Insbesondere beliebte soziale Medien wie TikTok oder Snapchat sowie Videospiele werden dafür genutzt. Der ungehinderte und überwiegend unkontrollierte Internetzugang der Kinder sowie die Anonymität im Internet bieten den Tätern geeignete Bedingungen. 

Es handelt sich um eine Straftat, die als Vorbereitung der sexuellen Belästigung und des sexuellen Missbrauchs von Kindern und Jugendlichen dient. 


Bis zu welchem Alter gilt eine Person als Kind?

Cybergrooming ist nur strafbar, wenn es sich bei dem Tatopfer um ein Kind handelt. Darunter fallen Personen im Alter von unter 14 Jahren. 


Welche Strafe ist für Cybergrooming zu erwarten? 

Als Form des sexuellen Missbrauchs von Kindern ergibt sich die Strafbarkeit für solche Taten aus den §§ 176a und 176b StGB. 

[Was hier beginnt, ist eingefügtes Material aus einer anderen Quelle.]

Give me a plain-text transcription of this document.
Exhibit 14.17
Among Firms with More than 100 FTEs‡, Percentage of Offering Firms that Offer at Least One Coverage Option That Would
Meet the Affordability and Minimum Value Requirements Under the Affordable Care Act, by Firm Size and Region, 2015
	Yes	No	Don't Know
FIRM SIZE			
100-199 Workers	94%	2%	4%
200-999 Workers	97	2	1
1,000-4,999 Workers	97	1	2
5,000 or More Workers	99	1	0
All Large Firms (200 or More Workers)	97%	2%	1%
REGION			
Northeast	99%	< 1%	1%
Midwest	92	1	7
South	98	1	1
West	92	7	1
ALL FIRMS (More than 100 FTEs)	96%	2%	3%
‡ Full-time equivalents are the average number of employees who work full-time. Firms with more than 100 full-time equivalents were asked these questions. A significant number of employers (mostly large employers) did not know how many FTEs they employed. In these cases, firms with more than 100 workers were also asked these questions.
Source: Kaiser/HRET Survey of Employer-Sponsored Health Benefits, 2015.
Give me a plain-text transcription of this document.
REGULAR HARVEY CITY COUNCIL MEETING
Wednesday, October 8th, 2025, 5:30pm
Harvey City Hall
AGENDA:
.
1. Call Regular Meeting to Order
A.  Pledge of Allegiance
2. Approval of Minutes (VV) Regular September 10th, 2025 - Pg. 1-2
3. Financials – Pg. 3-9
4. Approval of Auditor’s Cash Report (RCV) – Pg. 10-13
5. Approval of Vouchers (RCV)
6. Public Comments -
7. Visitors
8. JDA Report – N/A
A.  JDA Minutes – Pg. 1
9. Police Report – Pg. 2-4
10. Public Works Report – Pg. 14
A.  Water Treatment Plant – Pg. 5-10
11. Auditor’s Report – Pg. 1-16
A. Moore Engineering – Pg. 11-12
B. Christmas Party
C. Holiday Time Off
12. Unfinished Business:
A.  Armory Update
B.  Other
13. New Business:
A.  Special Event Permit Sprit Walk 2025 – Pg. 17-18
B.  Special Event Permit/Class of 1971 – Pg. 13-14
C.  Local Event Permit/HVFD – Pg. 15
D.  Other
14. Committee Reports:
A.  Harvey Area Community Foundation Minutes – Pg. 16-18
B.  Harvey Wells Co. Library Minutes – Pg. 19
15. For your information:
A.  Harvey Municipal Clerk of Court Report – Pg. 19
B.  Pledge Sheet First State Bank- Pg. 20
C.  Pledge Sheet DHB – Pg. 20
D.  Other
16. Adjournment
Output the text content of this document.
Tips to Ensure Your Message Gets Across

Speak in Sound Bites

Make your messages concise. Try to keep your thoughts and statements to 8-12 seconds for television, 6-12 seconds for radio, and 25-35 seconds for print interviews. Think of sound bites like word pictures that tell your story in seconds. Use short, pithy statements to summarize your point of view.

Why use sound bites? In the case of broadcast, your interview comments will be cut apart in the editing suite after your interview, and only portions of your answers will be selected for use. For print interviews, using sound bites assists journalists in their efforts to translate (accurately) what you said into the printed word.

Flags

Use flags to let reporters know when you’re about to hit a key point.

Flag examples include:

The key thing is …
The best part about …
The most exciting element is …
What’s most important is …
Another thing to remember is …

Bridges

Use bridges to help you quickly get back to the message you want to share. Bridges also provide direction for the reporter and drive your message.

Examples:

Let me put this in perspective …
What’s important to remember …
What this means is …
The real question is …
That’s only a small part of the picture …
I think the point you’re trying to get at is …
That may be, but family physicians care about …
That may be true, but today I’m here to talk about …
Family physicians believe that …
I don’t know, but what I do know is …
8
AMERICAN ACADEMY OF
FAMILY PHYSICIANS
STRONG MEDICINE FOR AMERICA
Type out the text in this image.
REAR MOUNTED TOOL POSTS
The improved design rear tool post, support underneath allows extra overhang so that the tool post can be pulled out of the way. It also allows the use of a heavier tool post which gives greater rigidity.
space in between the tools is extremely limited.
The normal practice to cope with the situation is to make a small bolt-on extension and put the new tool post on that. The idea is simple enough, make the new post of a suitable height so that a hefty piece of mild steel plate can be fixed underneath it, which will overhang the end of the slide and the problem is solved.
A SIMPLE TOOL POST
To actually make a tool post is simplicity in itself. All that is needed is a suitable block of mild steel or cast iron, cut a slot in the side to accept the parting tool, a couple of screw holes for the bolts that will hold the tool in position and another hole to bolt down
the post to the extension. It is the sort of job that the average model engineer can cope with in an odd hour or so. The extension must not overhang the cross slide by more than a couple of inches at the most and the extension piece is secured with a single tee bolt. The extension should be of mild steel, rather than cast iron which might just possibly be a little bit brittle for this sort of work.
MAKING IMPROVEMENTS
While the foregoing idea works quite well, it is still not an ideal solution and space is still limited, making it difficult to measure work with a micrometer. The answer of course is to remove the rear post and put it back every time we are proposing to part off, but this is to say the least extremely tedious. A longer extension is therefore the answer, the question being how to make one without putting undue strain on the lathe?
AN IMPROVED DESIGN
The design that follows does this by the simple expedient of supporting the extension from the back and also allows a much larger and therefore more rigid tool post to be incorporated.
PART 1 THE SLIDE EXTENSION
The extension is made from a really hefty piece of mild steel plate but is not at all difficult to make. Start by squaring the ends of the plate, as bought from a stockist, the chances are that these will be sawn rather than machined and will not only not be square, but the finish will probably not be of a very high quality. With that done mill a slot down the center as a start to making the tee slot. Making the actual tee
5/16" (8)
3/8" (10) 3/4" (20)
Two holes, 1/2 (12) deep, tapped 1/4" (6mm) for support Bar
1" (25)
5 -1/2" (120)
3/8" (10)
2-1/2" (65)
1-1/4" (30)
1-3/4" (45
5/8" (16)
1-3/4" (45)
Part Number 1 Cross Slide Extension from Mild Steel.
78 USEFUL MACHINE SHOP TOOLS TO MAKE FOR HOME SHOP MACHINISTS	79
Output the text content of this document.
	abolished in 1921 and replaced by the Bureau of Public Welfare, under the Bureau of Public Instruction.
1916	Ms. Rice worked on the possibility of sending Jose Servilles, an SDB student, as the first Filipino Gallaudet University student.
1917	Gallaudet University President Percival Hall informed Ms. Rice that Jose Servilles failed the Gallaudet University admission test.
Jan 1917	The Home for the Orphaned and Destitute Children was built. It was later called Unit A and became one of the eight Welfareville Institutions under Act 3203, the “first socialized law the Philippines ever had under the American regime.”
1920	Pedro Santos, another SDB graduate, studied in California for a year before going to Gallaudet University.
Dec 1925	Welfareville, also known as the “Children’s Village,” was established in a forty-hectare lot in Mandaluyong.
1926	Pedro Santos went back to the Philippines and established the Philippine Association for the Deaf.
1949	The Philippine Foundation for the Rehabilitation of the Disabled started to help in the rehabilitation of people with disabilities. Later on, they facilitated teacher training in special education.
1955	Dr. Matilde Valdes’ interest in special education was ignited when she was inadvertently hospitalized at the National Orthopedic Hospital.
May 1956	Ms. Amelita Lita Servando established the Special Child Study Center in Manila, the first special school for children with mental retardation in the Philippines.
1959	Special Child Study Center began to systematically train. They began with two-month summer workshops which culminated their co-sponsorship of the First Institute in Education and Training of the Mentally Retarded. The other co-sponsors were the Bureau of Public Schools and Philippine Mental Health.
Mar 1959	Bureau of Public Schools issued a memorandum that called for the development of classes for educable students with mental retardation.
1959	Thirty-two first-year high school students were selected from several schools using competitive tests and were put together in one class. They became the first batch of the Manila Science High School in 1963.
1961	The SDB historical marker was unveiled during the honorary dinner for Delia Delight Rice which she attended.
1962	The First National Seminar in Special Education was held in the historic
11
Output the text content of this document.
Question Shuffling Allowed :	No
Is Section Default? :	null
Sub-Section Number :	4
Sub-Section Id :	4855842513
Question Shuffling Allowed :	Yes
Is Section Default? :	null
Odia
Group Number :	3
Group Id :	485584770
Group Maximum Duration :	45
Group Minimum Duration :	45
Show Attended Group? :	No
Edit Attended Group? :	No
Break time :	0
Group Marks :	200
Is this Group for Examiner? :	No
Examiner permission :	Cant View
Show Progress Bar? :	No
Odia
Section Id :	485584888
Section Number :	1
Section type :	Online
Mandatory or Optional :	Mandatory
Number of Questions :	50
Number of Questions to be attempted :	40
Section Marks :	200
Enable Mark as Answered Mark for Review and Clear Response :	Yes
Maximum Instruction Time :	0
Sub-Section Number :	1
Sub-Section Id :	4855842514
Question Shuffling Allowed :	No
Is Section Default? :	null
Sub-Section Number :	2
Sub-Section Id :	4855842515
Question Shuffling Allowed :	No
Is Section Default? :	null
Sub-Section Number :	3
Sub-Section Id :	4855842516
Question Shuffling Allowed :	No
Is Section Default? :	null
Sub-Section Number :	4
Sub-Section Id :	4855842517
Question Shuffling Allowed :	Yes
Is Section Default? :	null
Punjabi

Die zu erwartende Strafe liegt dafür bei einer Freiheitsstrafe zwischen drei Monaten und fünf Jahren im Falle der Strafbarkeit wegen Vorbereitung des sexuellen Missbrauchs von Kindern (§ 176b Abs. 1 StGB). 

Im Falle des sexuellen Missbrauchs von Kindern ohne Körperkontakt mit dem Kind (§ 176a Abs. 1 Nr. 3 StGB) ist eine Freiheitsstrafe zwischen sechs Monaten und zehn Jahren vorgesehen.

Eine Geldstrafe kommt für diese Straftat demnach grundsätzlich nicht in Betracht. Es besteht aber unter Umständen die Möglichkeit, dass die verhängte Freiheitsstrafe zur Bewährung ausgesetzt wird, soweit eine geringere Freiheitsstrafe als zwei Jahre verhängt wird.

Ein Eintrag in das Führungszeugnis droht aber in jedem Fall. 

Beide Straftatbestände sehen zudem eine Strafbarkeit des bloßen Versuchs der Straftat für bestimmte Fälle vor, die geringer bestraft werden können.


Was ist strafbares Cybergrooming?

Beim Cybergrooming wird meistens mit Hilfe von Fake-Profilen unter falschem Namen und Foto, wird Kontakt zu den Kindern aufgenommen. Dabei geben sich die Täter zumeist als gleichaltrig aus. 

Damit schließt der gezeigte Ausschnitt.